I think this is the same kind of problem that philosophy students are asked to deal with when the question is posed: "What is the result when an irresistible force meets an im-movable object".
Impossible situations lie beyond the province of logic.

 

[TurtleMeister]

I just want to know what values I would read off a volmeter if I were to hook one across the capacity and another across the inductor at t=0.

Then you must give your source voltage an internal resistance (resistance of typical battery) and your inductor a DC resistance. Also, in the real world you would need an oscilloscope to see the results, not a voltmeter.

 

[vk6kro]

I do not know what you mean by impossible but if I can connect and build such a circuit then, that is a ridicules statement!

You CAN'T build such a circuit, though.

A simulator will go to extremes and take your circuit to be perfect. You can't find a voltage source that will give infinite current and you can't find an inductor that will have zero resistance.

What is happening here is that the impedance of the components changes when power is applied. But if you have a power source that can deliver infinite current, you won't see any change in voltage due to the change in impedance.

BUT if you put a resistor in series with the changing impedance, then you will see a change in voltage.

As an example, put a car battery across 100 ohms and 1 ohm. It will still deliver 12 volts.
But put the 100 ohm and 1 ohm (one at a time) in series with 50 ohms and you will see a big difference in the voltage across the 100 ohms and the 1 ohm.

I'm not really concerned about if my circuit can produces a ringing sound or if it can make a black hole.
Your question asks about the transient effects you get when you apply power. You would get ringing effects.

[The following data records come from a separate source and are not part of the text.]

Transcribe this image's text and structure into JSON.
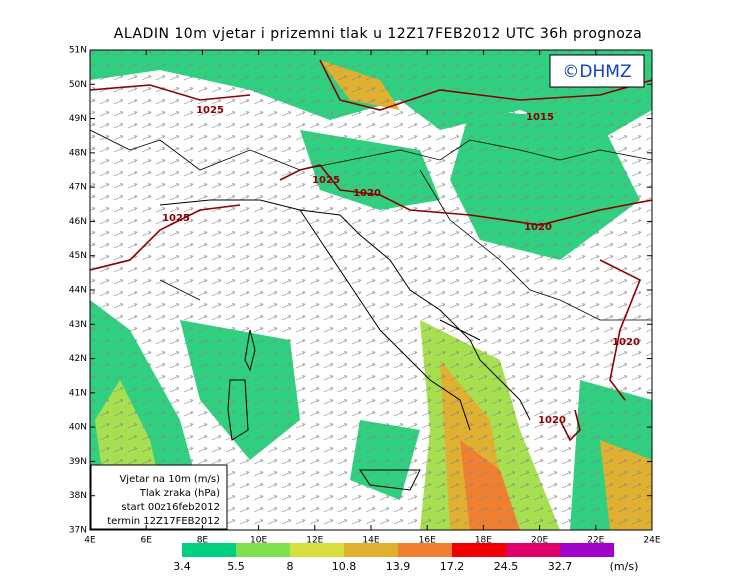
{
  "title": "ALADIN  10m  vjetar  i  prizemni  tlak  u  12Z17FEB2012  UTC  36h  prognoza",
  "copyright": "©DHMZ",
  "lat_labels": [
    "51N",
    "50N",
    "49N",
    "48N",
    "47N",
    "46N",
    "45N",
    "44N",
    "43N",
    "42N",
    "41N",
    "40N",
    "39N",
    "38N",
    "37N"
  ],
  "lon_labels": [
    "4E",
    "6E",
    "8E",
    "10E",
    "12E",
    "14E",
    "16E",
    "18E",
    "20E",
    "22E",
    "24E"
  ],
  "isobar_labels": [
    "1025",
    "1015",
    "1025",
    "1020",
    "1025",
    "1020",
    "1020",
    "1020"
  ],
  "legend_lines": [
    "Vjetar na 10m (m/s)",
    "Tlak zraka (hPa)",
    "start 00z16feb2012",
    "termin 12Z17FEB2012"
  ],
  "colorbar": {
    "levels": [
      3.4,
      5.5,
      8,
      10.8,
      13.9,
      17.2,
      24.5,
      32.7
    ],
    "colors": [
      "#00d080",
      "#80e050",
      "#d8e040",
      "#e0b030",
      "#f08030",
      "#f00000",
      "#e0006a",
      "#a000c8"
    ],
    "unit": "(m/s)"
  }
}
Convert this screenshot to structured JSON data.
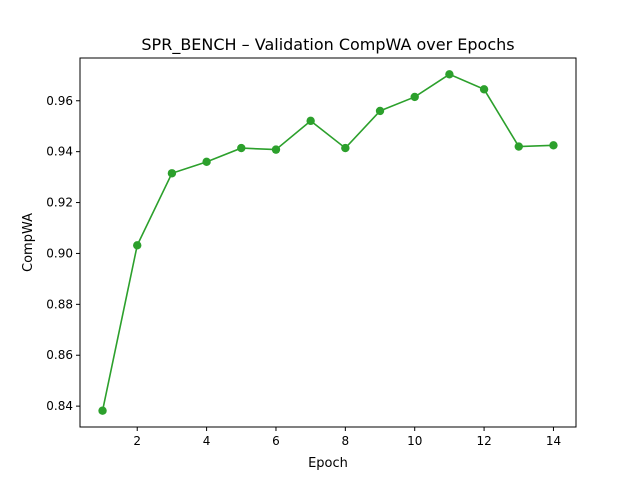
{
  "chart_data": {
    "type": "line",
    "title": "SPR_BENCH – Validation CompWA over Epochs",
    "xlabel": "Epoch",
    "ylabel": "CompWA",
    "xlim": [
      0.35,
      14.65
    ],
    "ylim": [
      0.8318,
      0.9768
    ],
    "xticks": [
      2,
      4,
      6,
      8,
      10,
      12,
      14
    ],
    "yticks": [
      0.84,
      0.86,
      0.88,
      0.9,
      0.92,
      0.94,
      0.96
    ],
    "ytick_labels": [
      "0.84",
      "0.86",
      "0.88",
      "0.90",
      "0.92",
      "0.94",
      "0.96"
    ],
    "grid": false,
    "series": [
      {
        "color": "#2ca02c",
        "marker": "circle",
        "x": [
          1,
          2,
          3,
          4,
          5,
          6,
          7,
          8,
          9,
          10,
          11,
          12,
          13,
          14
        ],
        "y": [
          0.8382,
          0.9032,
          0.9315,
          0.936,
          0.9414,
          0.9408,
          0.9521,
          0.9414,
          0.956,
          0.9615,
          0.9704,
          0.9645,
          0.942,
          0.9425
        ]
      }
    ]
  }
}
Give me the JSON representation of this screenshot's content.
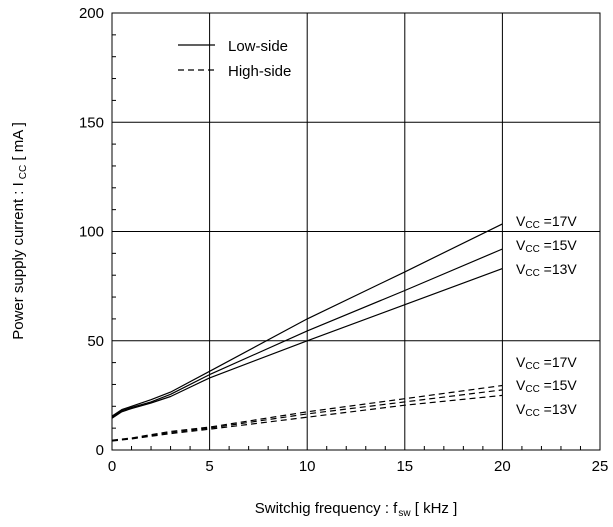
{
  "chart_data": {
    "type": "line",
    "xlabel": {
      "main": "Switchig frequency : f",
      "sub": "sw",
      "unit": " [ kHz ]"
    },
    "ylabel": {
      "main": "Power supply current : I",
      "sub": "CC",
      "unit": " [ mA ]"
    },
    "xlim": [
      0,
      25
    ],
    "ylim": [
      0,
      200
    ],
    "x_ticks": [
      "0",
      "5",
      "10",
      "15",
      "20",
      "25"
    ],
    "y_ticks": [
      "0",
      "50",
      "100",
      "150",
      "200"
    ],
    "grid": true,
    "legend_placement": "top-left",
    "legend": [
      {
        "label": "Low-side",
        "style": "solid"
      },
      {
        "label": "High-side",
        "style": "dashed"
      }
    ],
    "series": [
      {
        "group": "Low-side",
        "label": "VCC =17V",
        "style": "solid",
        "points": [
          [
            0,
            15.5
          ],
          [
            0.5,
            18.5
          ],
          [
            1,
            20
          ],
          [
            2,
            23
          ],
          [
            3,
            26.5
          ],
          [
            5,
            36
          ],
          [
            10,
            60
          ],
          [
            15,
            81.5
          ],
          [
            20,
            103.5
          ]
        ]
      },
      {
        "group": "Low-side",
        "label": "VCC =15V",
        "style": "solid",
        "points": [
          [
            0,
            15
          ],
          [
            0.5,
            18
          ],
          [
            1,
            19.5
          ],
          [
            2,
            22
          ],
          [
            3,
            25.5
          ],
          [
            5,
            34.5
          ],
          [
            10,
            54.5
          ],
          [
            15,
            73
          ],
          [
            20,
            92
          ]
        ]
      },
      {
        "group": "Low-side",
        "label": "VCC =13V",
        "style": "solid",
        "points": [
          [
            0,
            14.5
          ],
          [
            0.5,
            17.5
          ],
          [
            1,
            19
          ],
          [
            2,
            21.5
          ],
          [
            3,
            24.5
          ],
          [
            5,
            33
          ],
          [
            10,
            50
          ],
          [
            15,
            66.5
          ],
          [
            20,
            83
          ]
        ]
      },
      {
        "group": "High-side",
        "label": "VCC =17V",
        "style": "dashed",
        "points": [
          [
            0,
            4.5
          ],
          [
            1,
            5.5
          ],
          [
            3,
            8.5
          ],
          [
            5,
            10.5
          ],
          [
            10,
            17.5
          ],
          [
            15,
            23.5
          ],
          [
            20,
            29.5
          ]
        ]
      },
      {
        "group": "High-side",
        "label": "VCC =15V",
        "style": "dashed",
        "points": [
          [
            0,
            4.3
          ],
          [
            1,
            5.3
          ],
          [
            3,
            8
          ],
          [
            5,
            10
          ],
          [
            10,
            16.5
          ],
          [
            15,
            22
          ],
          [
            20,
            27.5
          ]
        ]
      },
      {
        "group": "High-side",
        "label": "VCC =13V",
        "style": "dashed",
        "points": [
          [
            0,
            4.1
          ],
          [
            1,
            5.1
          ],
          [
            3,
            7.5
          ],
          [
            5,
            9.5
          ],
          [
            10,
            15
          ],
          [
            15,
            20.5
          ],
          [
            20,
            25
          ]
        ]
      }
    ],
    "curve_labels": [
      {
        "pre": "V",
        "sub": "CC",
        "post": " =17V"
      },
      {
        "pre": "V",
        "sub": "CC",
        "post": " =15V"
      },
      {
        "pre": "V",
        "sub": "CC",
        "post": " =13V"
      },
      {
        "pre": "V",
        "sub": "CC",
        "post": " =17V"
      },
      {
        "pre": "V",
        "sub": "CC",
        "post": " =15V"
      },
      {
        "pre": "V",
        "sub": "CC",
        "post": " =13V"
      }
    ]
  }
}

Looks like the simulation is working OK now.

 

[╔(σ_σ)╝]

I think this is the same kind of problem that philosophy students are asked to deal with when the question is posed: "What is the result when an irresistible force meets an im-movable object".
Impossible situations lie beyond the province of logic.

Lmao

Then you must give your source voltage an internal resistance (resistance of typical battery) and your inductor a DC resistance. Also, in the real world you would need an oscilloscope to see the results, not a voltmeter.

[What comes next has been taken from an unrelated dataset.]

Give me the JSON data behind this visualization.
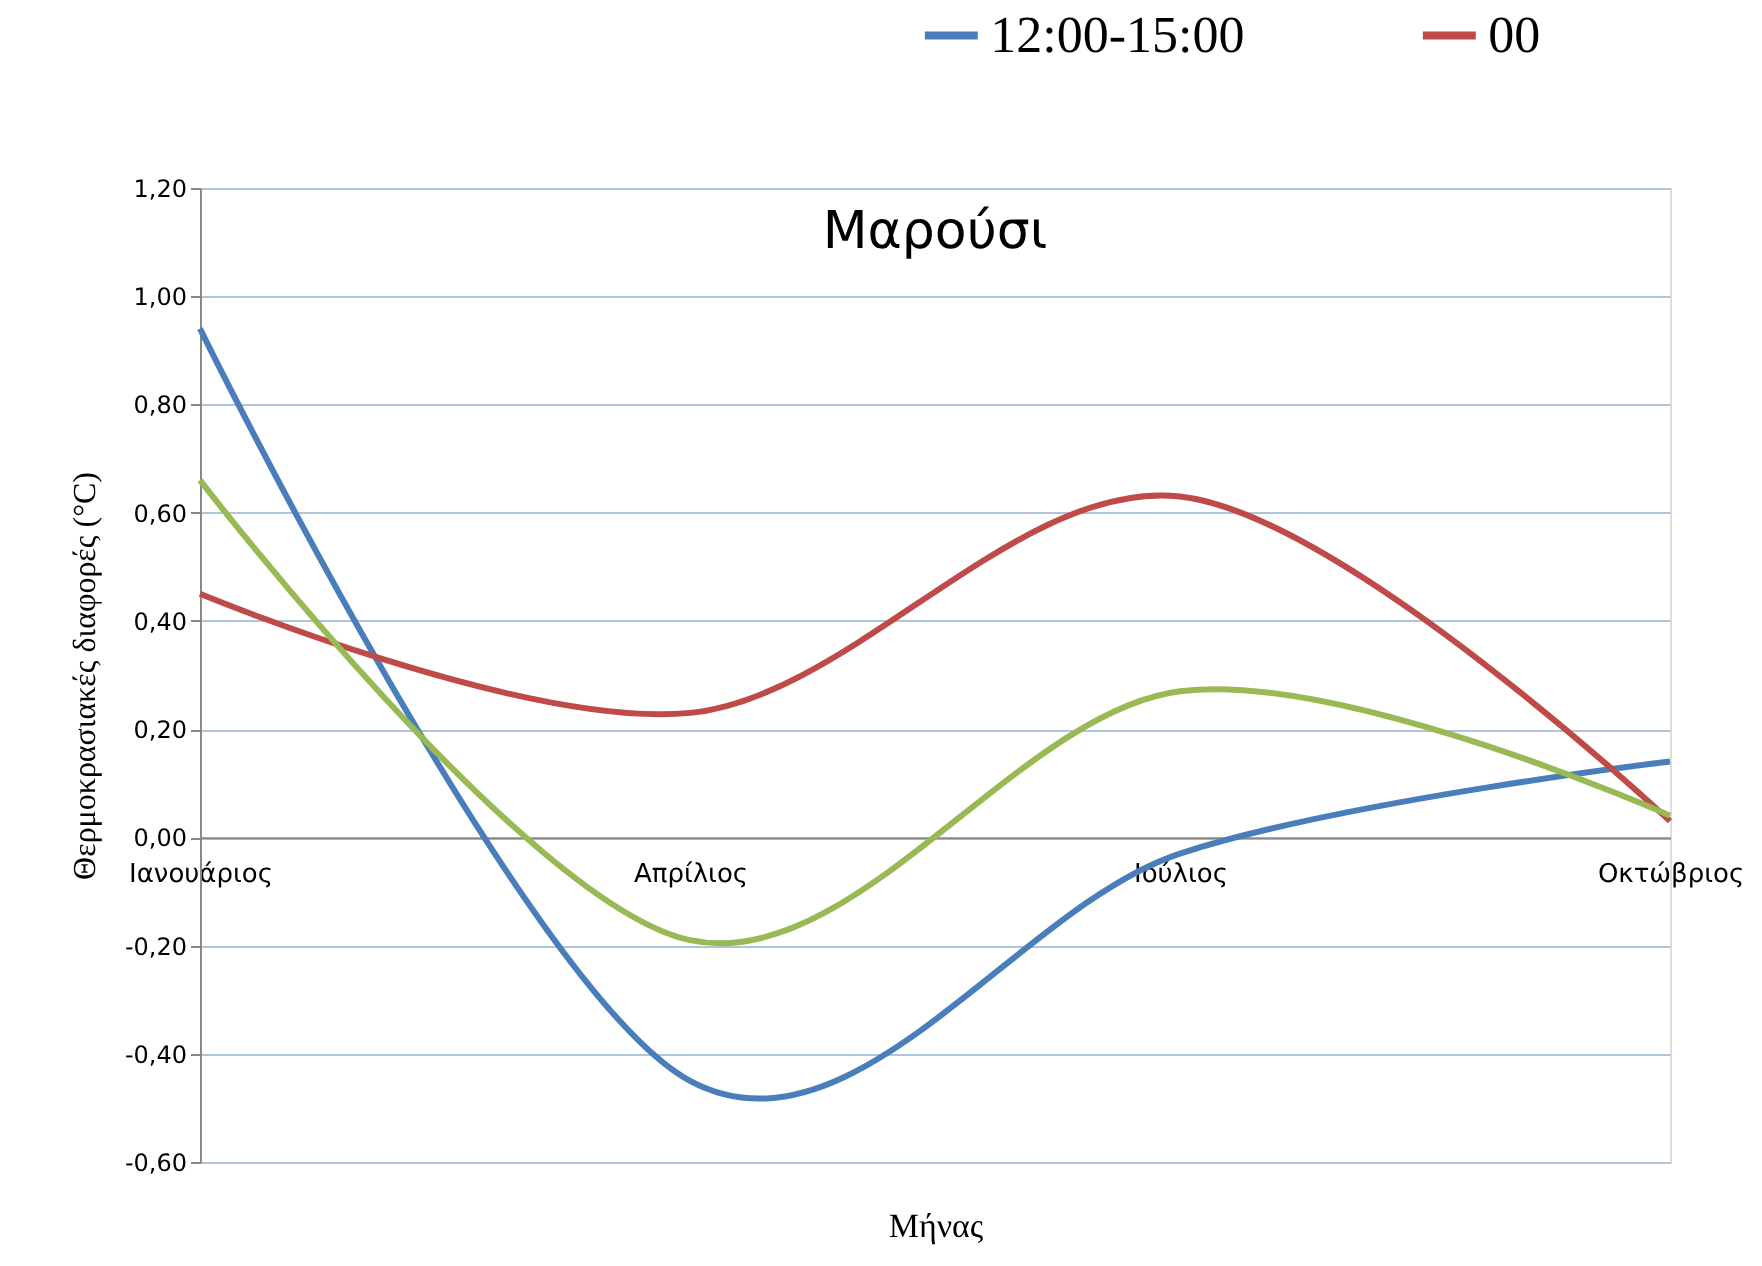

I don't want to do that. I like the circuit the way it is. I just thought that the whole things was counter intuitive and a weird turn of events.

I do not know what you mean by impossible but if I can connect and build such a circuit then, that is a ridicules statement!

You CAN'T build such a circuit, though.

A simulator will go to extremes and take your circuit to be perfect. You can't find a voltage source that will give infinite current and you can't find an inductor that will have zero resistance.

What is happening here is that the impedance of the components changes when power is applied. But if you have a power source that can deliver infinite current, you won't see any change in voltage due to the change in impedance.

BUT if you put a resistor in series with the changing impedance, then you will see a change in voltage.

As an example, put a car battery across 100 ohms and 1 ohm. It will still deliver 12 volts.
But put the 100 ohm and 1 ohm (one at a time) in series with 50 ohms and you will see a big difference in the voltage across the 100 ohms and the 1 ohm.

I'm not really concerned about if my circuit can produces a ringing sound or if it can make a black hole.
Your question asks about the transient effects you get when you apply power. You would get ringing effects.

Looks like the simulation is working OK now.

I understand what you are saying but my question is not based on the real world. It is based on the idealized world. In the real world you can never get 10 volts from any voltage source, you may get 9.99995 or 10.001 but probably never 10.0 , this is know.

Anyway I guess there is no answer to my ORIGINAL question.

I just wanted to know what would happen in my original circuit assuming idea conditions( no internal resistance etc).

Pspice gave me an answer and I guess I am somewhat satisfied with it.

Thanks for your input and help, though.